Dès lors, l'acte fait dans l'ignorance, ou même fait en
connaissance de cause mais ne dépendant pas de nous ou résultant
d'une contrainte, un tel acte est involontaire (il y a, en effet,
beaucoup de processus naturels que nous accomplissons ou subissons
sciemment, [1135b] dont aucun n'est ni volontaire, ni involontaire,
comme par exemple vieillir ou mourir). Mais dans les actes justes ou
injustes, la justice ou l'injustice peuvent pareillement être
quelque chose d'accidentel: si un homme restitue un dépôt
malgré lui et par crainte, on ne doit pas dire qu'il fait une
action juste, ni qu'il agit justement, sinon par accident. De même
encore celui qui, sous la contrainte et contre sa volonté, ne
restitue pas le dépôt confié, on doit dire de lui que c'est par
accident qu'il agit injustement et accomplit une action injuste.
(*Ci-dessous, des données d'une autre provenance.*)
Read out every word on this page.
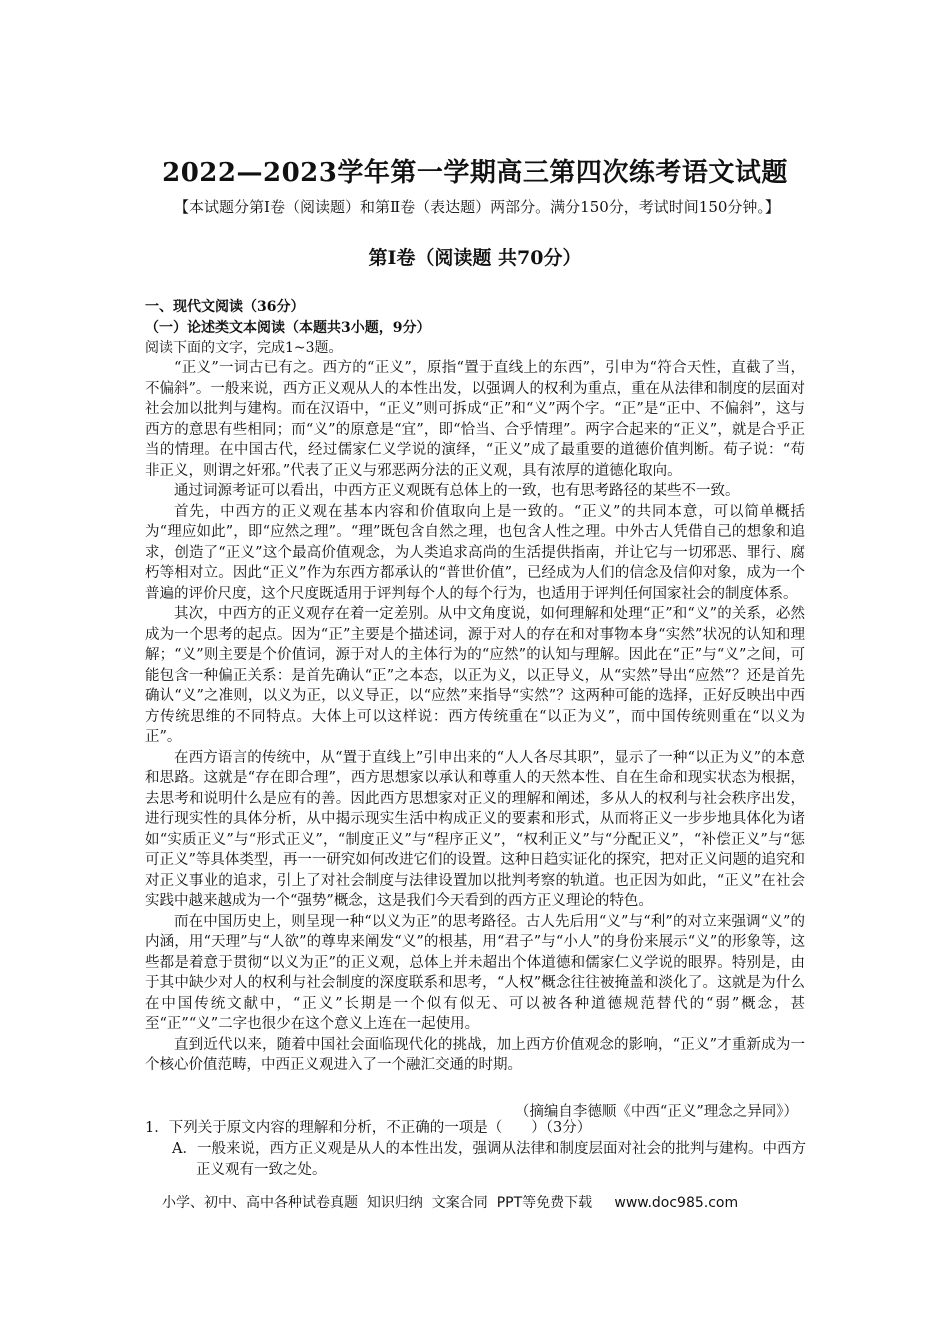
2022—2023学年第一学期高三第四次练考语文试题
【本试题分第Ⅰ卷（阅读题）和第Ⅱ卷（表达题）两部分。满分150分，考试时间150分钟。】
第Ⅰ卷（阅读题 共70分）
一、现代文阅读（36分）
（一）论述类文本阅读（本题共3小题，9分）
阅读下面的文字，完成1~3题。

“正义”一词古已有之。西方的“正义”，原指“置于直线上的东西”，引申为“符合天性，直截了当，不偏斜”。一般来说，西方正义观从人的本性出发，以强调人的权利为重点，重在从法律和制度的层面对社会加以批判与建构。而在汉语中，“正义”则可拆成“正”和“义”两个字。“正”是“正中、不偏斜”，这与西方的意思有些相同；而“义”的原意是“宜”，即“恰当、合乎情理”。两字合起来的“正义”，就是合乎正当的情理。在中国古代，经过儒家仁义学说的演绎，“正义”成了最重要的道德价值判断。荀子说：“苟非正义，则谓之奸邪。”代表了正义与邪恶两分法的正义观，具有浓厚的道德化取向。

通过词源考证可以看出，中西方正义观既有总体上的一致，也有思考路径的某些不一致。

首先，中西方的正义观在基本内容和价值取向上是一致的。“正义”的共同本意，可以简单概括为“理应如此”，即“应然之理”。“理”既包含自然之理，也包含人性之理。中外古人凭借自己的想象和追求，创造了“正义”这个最高价值观念，为人类追求高尚的生活提供指南，并让它与一切邪恶、罪行、腐朽等相对立。因此“正义”作为东西方都承认的“普世价值”，已经成为人们的信念及信仰对象，成为一个普遍的评价尺度，这个尺度既适用于评判每个人的每个行为，也适用于评判任何国家社会的制度体系。

其次，中西方的正义观存在着一定差别。从中文角度说，如何理解和处理“正”和“义”的关系，必然成为一个思考的起点。因为“正”主要是个描述词，源于对人的存在和对事物本身“实然”状况的认知和理解；“义”则主要是个价值词，源于对人的主体行为的“应然”的认知与理解。因此在“正”与“义”之间，可能包含一种偏正关系：是首先确认“正”之本态，以正为义，以正导义，从“实然”导出“应然”？还是首先确认“义”之准则，以义为正，以义导正，以“应然”来指导“实然”？这两种可能的选择，正好反映出中西方传统思维的不同特点。大体上可以这样说：西方传统重在“以正为义”，而中国传统则重在“以义为正”。

在西方语言的传统中，从“置于直线上”引申出来的“人人各尽其职”，显示了一种“以正为义”的本意和思路。这就是“存在即合理”，西方思想家以承认和尊重人的天然本性、自在生命和现实状态为根据，去思考和说明什么是应有的善。因此西方思想家对正义的理解和阐述，多从人的权利与社会秩序出发，进行现实性的具体分析，从中揭示现实生活中构成正义的要素和形式，从而将正义一步步地具体化为诸如“实质正义”与“形式正义”，“制度正义”与“程序正义”，“权利正义”与“分配正义”，“补偿正义”与“惩可正义”等具体类型，再一一研究如何改进它们的设置。这种日趋实证化的探究，把对正义问题的追究和对正义事业的追求，引上了对社会制度与法律设置加以批判考察的轨道。也正因为如此，“正义”在社会实践中越来越成为一个“强势”概念，这是我们今天看到的西方正义理论的特色。

而在中国历史上，则呈现一种“以义为正”的思考路径。古人先后用“义”与“利”的对立来强调“义”的内涵，用“天理”与“人欲”的尊卑来阐发“义”的根基，用“君子”与“小人”的身份来展示“义”的形象等，这些都是着意于贯彻“以义为正”的正义观，总体上并未超出个体道德和儒家仁义学说的眼界。特别是，由于其中缺少对人的权利与社会制度的深度联系和思考，“人权”概念往往被掩盖和淡化了。这就是为什么在中国传统文献中，“正义”长期是一个似有似无、可以被各种道德规范替代的“弱”概念，甚至“正”“义”二字也很少在这个意义上连在一起使用。

直到近代以来，随着中国社会面临现代化的挑战，加上西方价值观念的影响，“正义”才重新成为一个核心价值范畴，中西正义观进入了一个融汇交通的时期。

（摘编自李德顺《中西“正义”理念之异同》）
1．下列关于原文内容的理解和分析，不正确的一项是（　　）（3分）
A．一般来说，西方正义观是从人的本性出发，强调从法律和制度层面对社会的批判与建构。中西方正义观有一致之处。
小学、初中、高中各种试卷真题  知识归纳  文案合同  PPT等免费下载     www.doc985.com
Les actes volontaires se divisent en
actes qui sont faits par choix réfléchi et en actes qui ne sont pas
faits par choix: sont faits par choix ceux qui sont accomplis
après délibération préalable, et ne sont pas faits par choix ceux
qui sont accomplis sans être précédés d'une délibération. Il
y a dès lors trois sortes d'actes dommageables dans nos rapports
avec autrui les torts qui s'accompagnent d'ignorance sont des
fautes quand la victime, ou l'acte, ou l'instrument, ou la fin à
atteindre sont autres que ce que l'agent supposait (il ne pensait
pas frapper, ou pas avec telle arme, ou pas telle personne, ou pas en
vue de telle fin, mais l'événement a tourné dans un sens auquel
il ne s'attendait pas: par exemple, ce n'était pas dans
l'intention de blesser, mais seulement de piquer, ou encore ce
n'était pas la personne ou ce n'était pas l'instrument qu'il
croyait). Quand alors le dommage a eu lieu contrairement à toute
attente raisonnable, c'est une méprise, et quand on devait le
prévoir raisonnablement, mais qu'on a agi sans méchanceté, c'est
une simple faute (on commet une simple faute quand le principe de
l'ignorance réside en nous-mêmes, et une méprise quand la cause
vient du dehors). Quand l'acte est fait en pleine connaissance,
mais sans délibération préalable, c'est un acte injuste, par
exemple tout ce qu'on fait par colère, ou par quelque autre de ces
passions qui sont irrésistibles ou qui sont la conséquence de
l'humaine nature (car en commet tant ces torts et ces fautes les
hommes agissent injustement, et leurs actions sont des actions
injustes, bien qu'ils ne soient pas pour autant des êtres injustes
ni pervers, le tort n'étant pas causé par méchanceté). Mais
quand l'acte procède d'un choix délibéré, c'est alors que
l'agent est un homme injuste et méchant. − De là vient que les
actes accomplis par colère sont jugés à bon droit comme faits sans
préméditation, car ce n'est pas celui qui agit par colère qui
est le véritable auteur du dommage, mais bien celui qui a provoqué
sa colère. En outre, le débat ne porte pas sur la question de
savoir s'il s'est produit ou non un fait dommageable, mais s'il
a été causé justement (puisque c'est l'image d'une injustice
qui déclenche la colère): le fait lui-même n'est pas mis
en discussion (comme c'est le cas quand il s'agit des contrats,
où l'une des deux parties est forcément malhonnête, à moins que
son acte ne soit dû à un oubli), mais tout en étant d'accord sur
la chose, les intéressés discutent le point de savoir lequel des
deux a la justice de son côté (tandis que celui qui a fait
délibérément du tort n'ignore pas ce point), de telle sorte que
l'un croit qu'il est victime d'une injustice et que l'autre
le conteste. [1136a] Si, au contraire, c'est par mûre délibération
qu'un homme a causé un tort, il agit injustement, et dès lors les
actes injustes qu'il commet impliquent que celui qui agit ainsi est
un homme injuste quand son acte viole la proportion ou l'égalité.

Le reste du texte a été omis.